"Let's see you whip that cream!" Anup Chaubal shakes his head when he remembers the hazing that novice chefs received from their superiors in the kitchens of Mumbai's Taj Mahal Palace & Tower. "There was only a 40-litre mixer and a five-litre mixer. Both were basically unusable," recalls Chaubal, the executive pastry chef at the Beach Rotana Hotel. "The only solution was to whip the cream by hand with a whisk. But the thing about whipping cream is you cannot stop. That whisk goes from your left hand to your right hand, back to your left. After doing this for a few months, you stop going to the gym."
Chaubal, who has gone on to whip (with professional mixers, thankfully) thousands of litres of cream in his 15 years as a pastry chef, confesses that "later I would do the same thing to new, incoming chefs". Cream is the boon and the bane of a baker's life. The foundation of so many desserts - from mousse and ganache to ice cream and custard - this satiny liquid is both essential and temperamental. Whip it a minute too long, you've got butter; not quite long enough, soup. Composed of butterfat skimmed from the top of whole milk, cream comes in different grades based on fat content. When you beat air into cream with more than 30 per cent fat - light whipping cream clocks in at 35 per cent - it changes into a soft solid and doubles in volume.
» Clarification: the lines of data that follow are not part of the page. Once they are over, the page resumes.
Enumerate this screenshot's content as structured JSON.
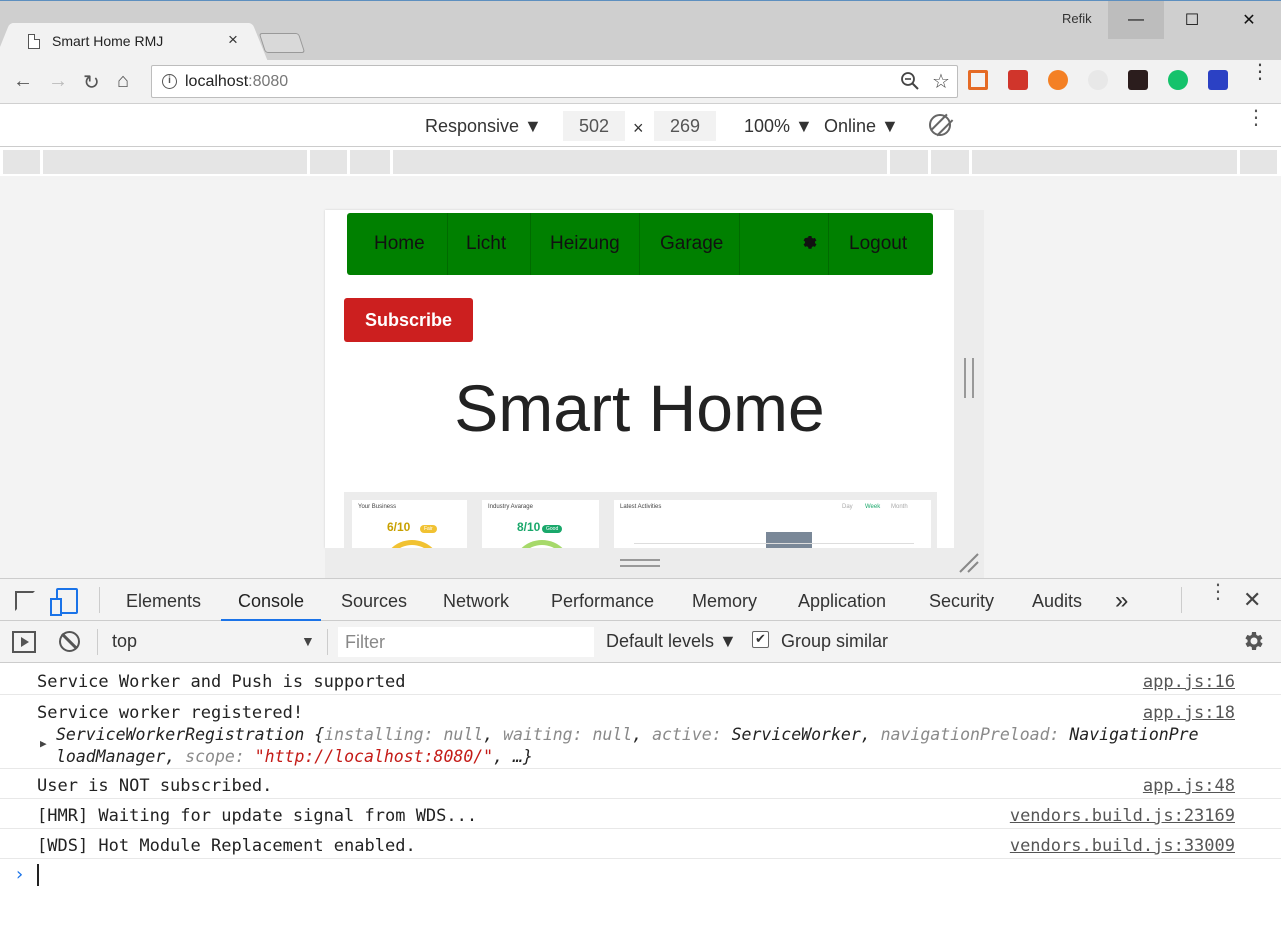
{
  "browser": {
    "tab_title": "Smart Home RMJ",
    "tab_close": "×",
    "profile_name": "Refik",
    "url_host": "localhost",
    "url_port": ":8080",
    "window_controls": {
      "minimize": "—",
      "maximize": "☐",
      "close": "✕"
    }
  },
  "device_toolbar": {
    "device": "Responsive ▼",
    "width": "502",
    "times": "×",
    "height": "269",
    "zoom": "100% ▼",
    "network": "Online ▼"
  },
  "site": {
    "nav": {
      "items": [
        "Home",
        "Licht",
        "Heizung",
        "Garage",
        "Logout"
      ],
      "bg_color": "#008000"
    },
    "subscribe_label": "Subscribe",
    "subscribe_color": "#cc1f1f",
    "title": "Smart Home",
    "preview": {
      "card1_title": "Your Business",
      "card1_score": "6/10",
      "card1_badge": "Fair",
      "card2_title": "Industry Avarage",
      "card2_score": "8/10",
      "card2_badge": "Good",
      "card3_title": "Latest Activities",
      "card3_tabs": [
        "Day",
        "Week",
        "Month"
      ]
    }
  },
  "devtools": {
    "tabs": [
      "Elements",
      "Console",
      "Sources",
      "Network",
      "Performance",
      "Memory",
      "Application",
      "Security",
      "Audits"
    ],
    "more_tabs": "»",
    "active_tab": "Console",
    "context": "top",
    "filter_placeholder": "Filter",
    "levels": "Default levels ▼",
    "group_similar": "Group similar",
    "group_similar_checked": true,
    "accent_color": "#1a73e8"
  },
  "console": {
    "messages": [
      {
        "text": "Service Worker and Push is supported",
        "source": "app.js:16"
      },
      {
        "text": "Service worker registered!",
        "source": "app.js:18"
      },
      {
        "text": "User is NOT subscribed.",
        "source": "app.js:48"
      },
      {
        "text": "[HMR] Waiting for update signal from WDS...",
        "source": "vendors.build.js:23169"
      },
      {
        "text": "[WDS] Hot Module Replacement enabled.",
        "source": "vendors.build.js:33009"
      }
    ],
    "object": {
      "class": "ServiceWorkerRegistration",
      "installing_key": "installing:",
      "installing_val": "null",
      "waiting_key": "waiting:",
      "waiting_val": "null",
      "active_key": "active:",
      "active_val": "ServiceWorker",
      "preload_key": "navigationPreload:",
      "preload_val_a": "NavigationPre",
      "preload_val_b": "loadManager",
      "scope_key": "scope:",
      "scope_val": "\"http://localhost:8080/\"",
      "ellipsis": "…}"
    },
    "prompt": "›"
  }
}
Of course, cream isn't only about mounds, clouds and dollops. It can be used, explains Chaubal, in its liquid form: heated and poured over chopped chocolate to make a ganache filling, or combined with eggs and sugar and baked as crème brulée or crème caramel. One of Chaubal's greatest cream challenges came when he was working at another hotel. Would he make a cheesecake without cream cheese or eggs? a customer asked. "For some reason, I thought of the tres leches cake, the most popular dessert in Puerto Rico," recalls Chaubal. "It's a sponge cake that you drown in sweetened condensed milk, cream and evaporated milk."
With this as inspiration, the chef combined sweetened condensed milk, 35 per cent whipping cream and yogurt and poured the mixture into a glass. He had to leave the kitchen before his experiment came out of the oven, however. "When I returned, an intern had removed it without checking to see if it was done." Thinking it a failure, Chaubal put the cream in the refrigerator anyway. "The next day it was solid as a brulée!" he laughs. The chef took it a step further, adding mango purée to the creamy mix and layering it with chopped fresh mango. It's still on the menu at the Beach Rotana.
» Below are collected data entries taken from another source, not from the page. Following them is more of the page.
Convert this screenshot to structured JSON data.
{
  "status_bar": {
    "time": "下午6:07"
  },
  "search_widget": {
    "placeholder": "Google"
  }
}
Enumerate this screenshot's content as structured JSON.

You don't even need a mixer for this. Just whisk the three dairy products with the purée, bake briefly and refrigerate. Do invest the hour and a half to cook down the unsweetened mango juice for the fresh mango sauce. The tang against the sweet is worth it. If you're wondering what to bring out at midnight on New Year's Eve, this adaptation of Chaubal's elegant, simple dessert would do nicely. The recipe makes six medium servings or 10 small ones, depending on the size of your glass or ramekin, and the quantities can easily be doubled.
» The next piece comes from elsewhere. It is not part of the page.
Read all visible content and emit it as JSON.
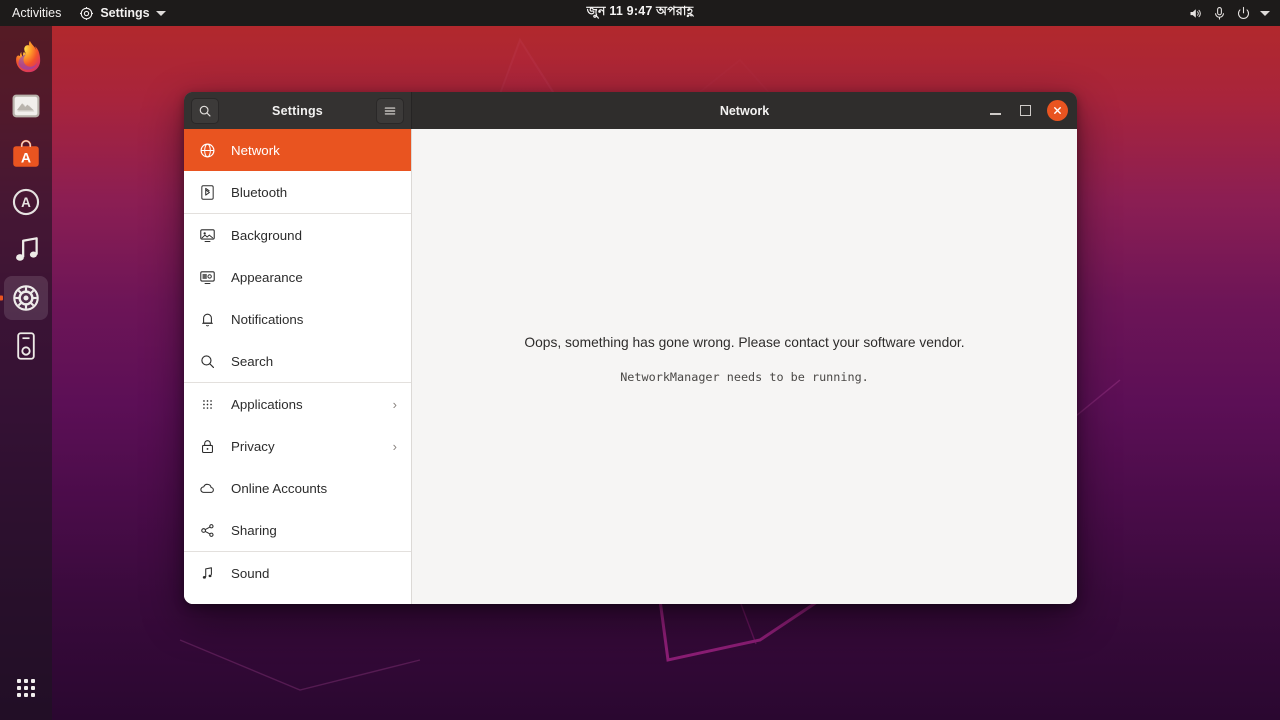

Ingredients 1 litre unsweetened mango juice 400g plain, full-cream yogurt 300g sweetened condensed milk 150g mango purée, canned* 250ml whipping cream (35%) 2 nearly ripe mangos * found in the canned fruit aisle Method Preheat the oven to 140°C. Start with the sauce: pour the mango juice into a deep saucepan and begin to cook over medium heat, stirring occasionally while you're working on the cream.
In a large bowl, whisk the yogurt smooth. Add the sweetened condensed milk, whisking to combine completely, before whisking in the mango purée. Slowly add the cream and continue to whisk until all the elements are thoroughly blended. Pour half the mango cream into a one-litre measuring cup with a spout. Set small, oven-proof glasses (no larger than 150ml capacity) or small ramekins on to a rimmed baking tray. Fill each two-thirds full with the mango cream (leaving room for the mango topping). Carefully place the tray in the oven. Bake for about 15 minutes. The cream should look shiny on top and not jiggle when the glasses are moved. Do not overbake. Set the tray on a rack to cool before placing glasses/ramekins in the refrigerator for at least four hours. Check the mango juice on the stove. It should - after 1½ hours - be reduced to about 200ml and thick enough to use as a sauce.
Peel and dice the two mangos and place in a small bowl. Add the reduced mango juice, stir and refrigerate. To serve, spoon the sauce atop the cream in each glass or ramekin.